If you have leftover sweet potatoes, then add them to this tasty sandwich recipe. Top each Open-Faced Sweet Potato-Mushroom Sandwich with fresh thyme sprigs for the ultimate lunchtime treat.
1 cup mashed sweet potatoes
3 ounces crumbled goat cheese
1/2 teaspoon ground chipotle chile pepper
12 (3-inch) square, toasted rye bread slices
3 thick bacon slices
1/2 cup sliced sweet onion
5 ounces sliced shiitake mushrooms
1/2 teaspoon chopped fresh thyme
Fresh thyme sprigs
How to Make It
Stir together mashed sweet potatoes, goat cheese, and ground chipotle chile pepper.
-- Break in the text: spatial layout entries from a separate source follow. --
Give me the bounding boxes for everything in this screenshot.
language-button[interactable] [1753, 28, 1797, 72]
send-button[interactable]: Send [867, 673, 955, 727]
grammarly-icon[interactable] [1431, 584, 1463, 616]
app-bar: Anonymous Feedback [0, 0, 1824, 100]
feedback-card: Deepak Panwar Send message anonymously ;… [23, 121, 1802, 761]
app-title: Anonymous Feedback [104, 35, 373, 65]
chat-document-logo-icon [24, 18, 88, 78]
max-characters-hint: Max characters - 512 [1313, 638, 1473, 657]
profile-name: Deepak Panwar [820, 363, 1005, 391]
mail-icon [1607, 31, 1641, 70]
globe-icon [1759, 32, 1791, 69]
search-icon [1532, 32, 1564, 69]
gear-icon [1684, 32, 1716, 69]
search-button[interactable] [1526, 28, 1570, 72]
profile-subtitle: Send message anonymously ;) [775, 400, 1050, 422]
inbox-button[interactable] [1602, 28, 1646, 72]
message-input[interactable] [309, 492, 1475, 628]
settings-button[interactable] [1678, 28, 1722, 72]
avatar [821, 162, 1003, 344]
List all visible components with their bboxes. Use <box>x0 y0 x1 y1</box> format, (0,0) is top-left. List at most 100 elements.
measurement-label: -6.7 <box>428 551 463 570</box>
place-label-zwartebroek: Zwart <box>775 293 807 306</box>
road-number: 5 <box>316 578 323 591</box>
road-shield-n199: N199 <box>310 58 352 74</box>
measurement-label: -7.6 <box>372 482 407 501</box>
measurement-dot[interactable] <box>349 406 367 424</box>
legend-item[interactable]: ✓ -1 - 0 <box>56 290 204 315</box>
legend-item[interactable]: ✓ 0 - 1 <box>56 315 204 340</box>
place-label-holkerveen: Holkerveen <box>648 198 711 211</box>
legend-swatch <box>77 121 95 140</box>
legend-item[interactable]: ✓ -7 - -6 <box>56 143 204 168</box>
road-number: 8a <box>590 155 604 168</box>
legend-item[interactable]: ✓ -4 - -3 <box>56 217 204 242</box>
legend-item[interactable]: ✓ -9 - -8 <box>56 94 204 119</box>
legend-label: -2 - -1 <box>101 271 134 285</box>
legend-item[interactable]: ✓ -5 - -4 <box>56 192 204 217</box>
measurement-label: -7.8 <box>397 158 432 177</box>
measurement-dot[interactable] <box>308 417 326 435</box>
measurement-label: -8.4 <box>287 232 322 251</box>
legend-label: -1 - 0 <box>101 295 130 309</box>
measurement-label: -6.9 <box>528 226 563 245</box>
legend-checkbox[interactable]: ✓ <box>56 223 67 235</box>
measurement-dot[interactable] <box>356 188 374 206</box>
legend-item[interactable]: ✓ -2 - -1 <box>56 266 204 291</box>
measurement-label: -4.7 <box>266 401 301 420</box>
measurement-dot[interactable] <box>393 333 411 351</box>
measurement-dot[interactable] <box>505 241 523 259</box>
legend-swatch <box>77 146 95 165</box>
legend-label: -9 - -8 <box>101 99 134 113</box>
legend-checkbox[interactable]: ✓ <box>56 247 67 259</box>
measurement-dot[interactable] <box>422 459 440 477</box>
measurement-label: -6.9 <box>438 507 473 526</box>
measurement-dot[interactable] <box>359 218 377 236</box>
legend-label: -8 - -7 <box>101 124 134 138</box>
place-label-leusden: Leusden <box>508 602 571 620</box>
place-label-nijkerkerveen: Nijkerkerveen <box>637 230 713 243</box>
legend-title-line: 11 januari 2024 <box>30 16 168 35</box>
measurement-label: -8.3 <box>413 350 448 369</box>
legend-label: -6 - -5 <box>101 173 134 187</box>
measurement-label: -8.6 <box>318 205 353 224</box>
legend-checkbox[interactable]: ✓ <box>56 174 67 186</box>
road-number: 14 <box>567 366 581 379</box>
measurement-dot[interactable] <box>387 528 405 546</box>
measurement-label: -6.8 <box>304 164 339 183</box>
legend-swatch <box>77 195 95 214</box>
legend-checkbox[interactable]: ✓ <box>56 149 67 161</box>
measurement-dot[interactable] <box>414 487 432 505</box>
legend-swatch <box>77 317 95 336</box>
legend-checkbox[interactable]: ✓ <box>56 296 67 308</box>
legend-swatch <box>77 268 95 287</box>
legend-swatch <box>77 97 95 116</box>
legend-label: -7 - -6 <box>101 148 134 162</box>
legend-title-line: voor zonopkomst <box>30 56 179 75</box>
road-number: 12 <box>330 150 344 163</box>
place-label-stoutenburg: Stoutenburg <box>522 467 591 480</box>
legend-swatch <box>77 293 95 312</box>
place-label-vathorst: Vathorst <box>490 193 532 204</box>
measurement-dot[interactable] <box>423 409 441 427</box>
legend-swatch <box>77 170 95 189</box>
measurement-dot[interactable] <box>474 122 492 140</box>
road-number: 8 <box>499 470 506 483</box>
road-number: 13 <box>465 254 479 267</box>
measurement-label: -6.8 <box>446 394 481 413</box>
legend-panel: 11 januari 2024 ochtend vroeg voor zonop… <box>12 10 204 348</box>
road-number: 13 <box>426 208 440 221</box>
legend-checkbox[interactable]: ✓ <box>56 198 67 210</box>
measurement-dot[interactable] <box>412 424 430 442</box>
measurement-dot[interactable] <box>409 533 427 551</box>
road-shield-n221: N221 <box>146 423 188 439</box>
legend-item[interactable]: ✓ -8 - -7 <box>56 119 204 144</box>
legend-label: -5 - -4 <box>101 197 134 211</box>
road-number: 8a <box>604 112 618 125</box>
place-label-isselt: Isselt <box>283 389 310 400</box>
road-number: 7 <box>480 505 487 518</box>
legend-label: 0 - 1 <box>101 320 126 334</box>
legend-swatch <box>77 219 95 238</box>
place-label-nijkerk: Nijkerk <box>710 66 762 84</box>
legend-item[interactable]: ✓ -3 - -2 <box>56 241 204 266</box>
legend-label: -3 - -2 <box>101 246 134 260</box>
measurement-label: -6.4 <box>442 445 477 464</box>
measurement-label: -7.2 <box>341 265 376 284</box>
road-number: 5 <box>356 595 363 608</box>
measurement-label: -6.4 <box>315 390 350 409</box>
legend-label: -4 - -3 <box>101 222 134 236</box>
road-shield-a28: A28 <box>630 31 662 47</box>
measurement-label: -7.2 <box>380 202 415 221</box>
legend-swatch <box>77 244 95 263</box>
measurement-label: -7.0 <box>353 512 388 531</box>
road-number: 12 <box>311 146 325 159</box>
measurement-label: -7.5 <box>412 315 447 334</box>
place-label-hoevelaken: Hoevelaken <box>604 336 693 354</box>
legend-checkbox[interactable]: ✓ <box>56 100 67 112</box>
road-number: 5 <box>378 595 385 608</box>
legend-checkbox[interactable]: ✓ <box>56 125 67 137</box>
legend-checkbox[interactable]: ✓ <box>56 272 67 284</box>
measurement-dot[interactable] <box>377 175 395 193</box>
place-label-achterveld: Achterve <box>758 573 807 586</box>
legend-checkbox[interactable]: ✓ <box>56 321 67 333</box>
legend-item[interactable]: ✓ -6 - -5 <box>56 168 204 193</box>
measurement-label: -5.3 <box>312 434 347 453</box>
Spread mixture on toasted rye bread slices. Cook bacon in a skillet over medium heat 4 to 5 minutes or until crisp; remove bacon. Drain on paper towels, reserving 1 Tbsp. drippings in skillet. Crumble bacon. Sauté onion in hot drippings until caramelized. Add mushrooms and chopped fresh thyme; sauté 2 minutes. Stir in bacon; spoon over sweet potato mixture. Place sandwiches on a baking sheet. Bake at 425° for 8 minutes. Top with fresh thyme sprigs.